It takes work to have a healthy marriage, but it is possible. Simonne Pace finds out from family therapist Karen Bishop that couples seem to face their toughest hurdle at the beginning of married life. Here are some of the challenges she faces with couples receiving therapy...

What are the most common problems couples talk about during therapy?

Being a couple is a beautiful but challenging experience. A lot of couples struggle with maintaining a balance between the ‘I’ and the ‘we’, that is between their individual identities and needs vis-à-vis what the couple needs to grow together as a pair.

Some people might invest a lot of energy in thinking: “What do I need from this relationship?” at the expense of thinking about: “What does my partner need from this relationship? What can help us grow as a couple?”

This is a challenge all couples face, especially at the beginning of their married life together. The idea of the honeymoon and being all lovey-dovey is more often than not a myth. I encounter many couples who struggle at the beginning of marriage.

It is a period where the couple needs to make a lot of adjustments. For most couples, it will be their first time living together. They are creating a new lifestyle as a couple, learning how to manage a household together and renegotiating relationships with parents and in-laws.

Maybe some advice would be to listen more rather than make assumptions about what’s going on for their partner

A lot of couples feel they do not have permission to talk about this since everybody expects them to be happily in love, but in reality many couples encounter difficulties until they settle into their marriage.

Can the problems be solved?

These difficulties can be worked through if both partners can take responsibility for the relationship and any shortcomings. What I am often interested in is exploring with the couple what makes each of them feel loved.

It is very often surprising to hear what your partner comes up with. Most people try to show love through what makes them feel loved, which might be different from what their partner would actually desire from them. So maybe some advice would be to listen more rather than make assumptions about what’s going on for their partner.

What do you talk about during therapy sessions with couples?

When I meet a couple, I’m always interested in what would make a couple seek help now, as opposed to the years during which the problems have been building up. I would also want to find out more about their beliefs and experiences of what being part of a couple means to them. This helps me understand where they’re coming from and what expectations they entered an intimate relationship with.

Does the Institute of Family Therapy Malta have any statistics on how many clients it sees?

To date, the institute does not yet have any formal records or statistics of clients seen. What we have is a treasure of clinical experience which helps us understand and connect to the increasing complexities of couple and family life.

How many couples do you see on average? Ages, background...?

I have worked with couples from all walks of life. There is no distinction between age, social background or status when it comes to relationship issues. Every couple needs to nurture their relationship; nobody affords to take their relationship for granted.

Is therapy effective?

I’d like to think that I have assisted couples in rebuilding their relationship. For a lot of couples, coming to therapy is a brave step in the right direction in itself. It is not easy to go to a professional you’ve never met before and discuss your personal and intimate issues.

Although therapist expertise is essential, I believe the greatest predictor of whether a couple will overcome the issues that brought them to therapy is their willingness and energy to be there for each other and work together to improve their relationship.

List some destructive behaviours in a marriage…

A very famous couple therapist, John Gotmann, describes how certain attitudes and behaviours are so destructive to a relationship that he even describes them as predictors of divorce. These are continuously criticising one’s partner, defensiveness, namely never taking responsibility and blaming one’s partner.

Another relationship killer is stonewalling, where a partner withdraws emotionally and appears not to pay attention to the other partner when the latter is speaking. Finally he mentions contempt as the highest predictor of divorce.

This involves being spiteful and insulting to one’s partner. Unfortunately, some people think fighting means doing away with basics of respect, hurting each other in the process.

What does/should couple therapy provide?

A therapeutic setting should provide a safe and confidential space where, with the therapist’s assistance, both members of the couple can be heard and, more importantly, hear each other. The therapist provides a medium that helps the couple ‘unravel’ the presenting problem and together collaborate towards finding a more constructive way of dealing with difficulties within the relationship.

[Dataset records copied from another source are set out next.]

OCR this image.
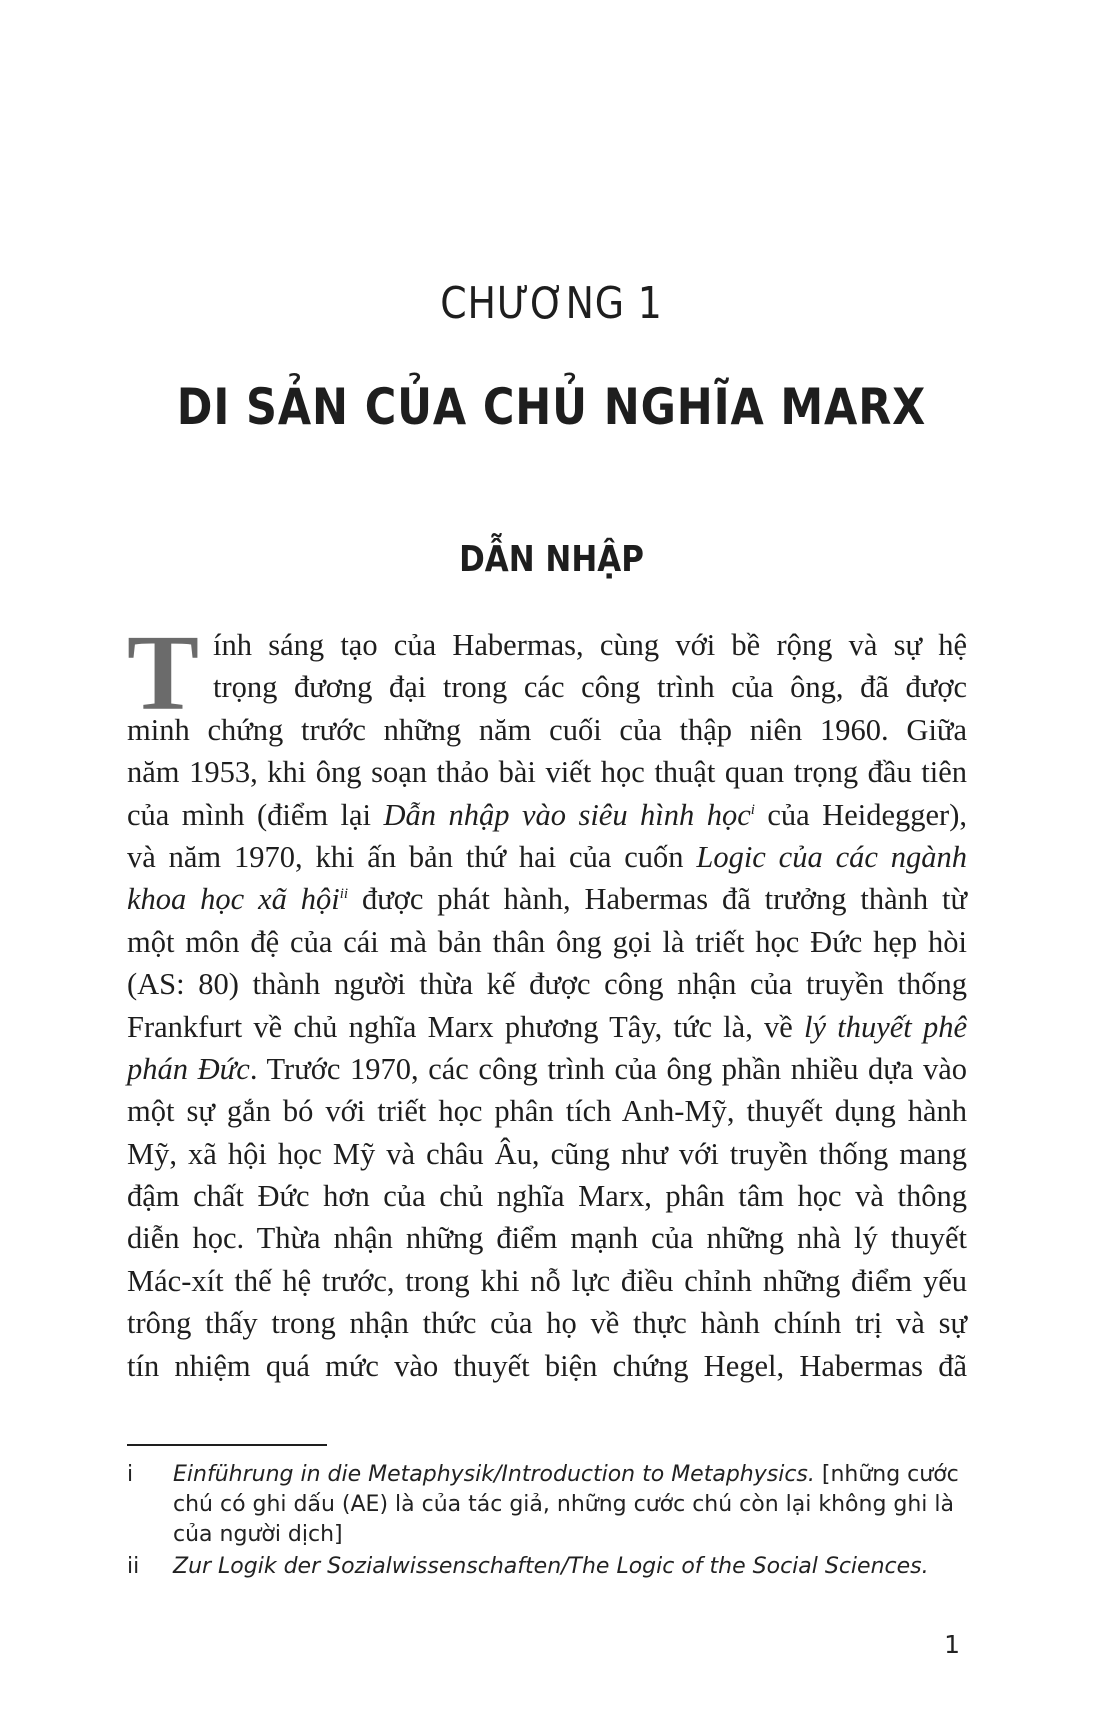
CHƯƠNG 1
DI SẢN CỦA CHỦ NGHĨA MARX
DẪN NHẬP
T ính sáng tạo của Habermas, cùng với bề rộng và sự hệ
trọng đương đại trong các công trình của ông, đã được
minh chứng trước những năm cuối của thập niên 1960. Giữa
năm 1953, khi ông soạn thảo bài viết học thuật quan trọng đầu tiên
của mình (điểm lại Dẫn nhập vào siêu hình học$^i$ của Heidegger),
và năm 1970, khi ấn bản thứ hai của cuốn Logic của các ngành
khoa học xã hội$^{ii}$ được phát hành, Habermas đã trưởng thành từ
một môn đệ của cái mà bản thân ông gọi là triết học Đức hẹp hòi
(AS: 80) thành người thừa kế được công nhận của truyền thống
Frankfurt về chủ nghĩa Marx phương Tây, tức là, về lý thuyết phê
phán Đức. Trước 1970, các công trình của ông phần nhiều dựa vào
một sự gắn bó với triết học phân tích Anh-Mỹ, thuyết dụng hành
Mỹ, xã hội học Mỹ và châu Âu, cũng như với truyền thống mang
đậm chất Đức hơn của chủ nghĩa Marx, phân tâm học và thông
diễn học. Thừa nhận những điểm mạnh của những nhà lý thuyết
Mác-xít thế hệ trước, trong khi nỗ lực điều chỉnh những điểm yếu
trông thấy trong nhận thức của họ về thực hành chính trị và sự
tín nhiệm quá mức vào thuyết biện chứng Hegel, Habermas đã
i Einführung in die Metaphysik/Introduction to Metaphysics. [những cước chú có ghi dấu (AE) là của tác giả, những cước chú còn lại không ghi là của người dịch]
ii Zur Logik der Sozialwissenschaften/The Logic of the Social Sciences.
1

Karen Bishop is a systematic family therapist and co-director of the Institute of Family Therapy Malta. IFT-Malta provides training and clinical work in the field of systematic family psychotherapy with families, couples and individuals.Karen Bishop is a systematic family therapist and co-director of the Institute of Family Therapy Malta. IFT-Malta provides training and clinical work in the field of systematic family psychotherapy with families, couples and individuals.

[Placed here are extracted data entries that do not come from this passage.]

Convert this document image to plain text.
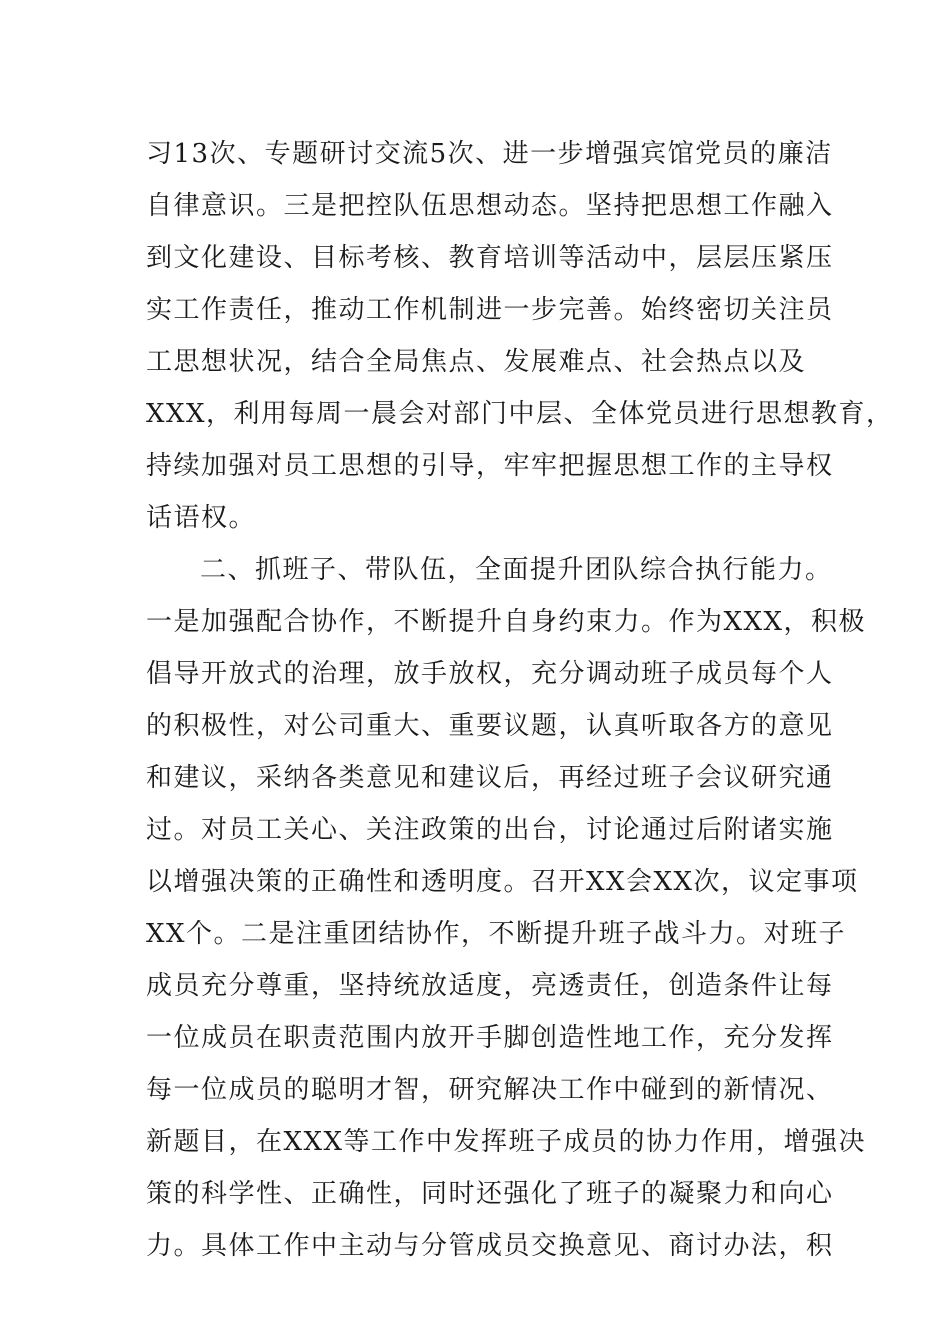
习13次、专题研讨交流5次、进一步增强宾馆党员的廉洁
自律意识。三是把控队伍思想动态。坚持把思想工作融入
到文化建设、目标考核、教育培训等活动中，层层压紧压
实工作责任，推动工作机制进一步完善。始终密切关注员
工思想状况，结合全局焦点、发展难点、社会热点以及
XXX，利用每周一晨会对部门中层、全体党员进行思想教育，
持续加强对员工思想的引导，牢牢把握思想工作的主导权
话语权。
二、抓班子、带队伍，全面提升团队综合执行能力。
一是加强配合协作，不断提升自身约束力。作为XXX，积极
倡导开放式的治理，放手放权，充分调动班子成员每个人
的积极性，对公司重大、重要议题，认真听取各方的意见
和建议，采纳各类意见和建议后，再经过班子会议研究通
过。对员工关心、关注政策的出台，讨论通过后附诸实施
以增强决策的正确性和透明度。召开XX会XX次，议定事项
XX个。二是注重团结协作，不断提升班子战斗力。对班子
成员充分尊重，坚持统放适度，亮透责任，创造条件让每
一位成员在职责范围内放开手脚创造性地工作，充分发挥
每一位成员的聪明才智，研究解决工作中碰到的新情况、
新题目，在XXX等工作中发挥班子成员的协力作用，增强决
策的科学性、正确性，同时还强化了班子的凝聚力和向心
力。具体工作中主动与分管成员交换意见、商讨办法，积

What has been the greatest satisfaction in your career so far?

This is a tricky question! There have been many satisfactory moments. When I see a couple emerge stronger and more connected after some work together, I leave the office feeling happy and hopeful.

How do couples react to couple therapy?

I am a systematic therapist, which means that I try to not only look at an individual on his own, but as a member of a system; the couple being one of the systems a person belongs to.

Clients are very often surprised when I help both members of the couple recognise that they both share responsibility for the relationship and any difficulties that have arisen.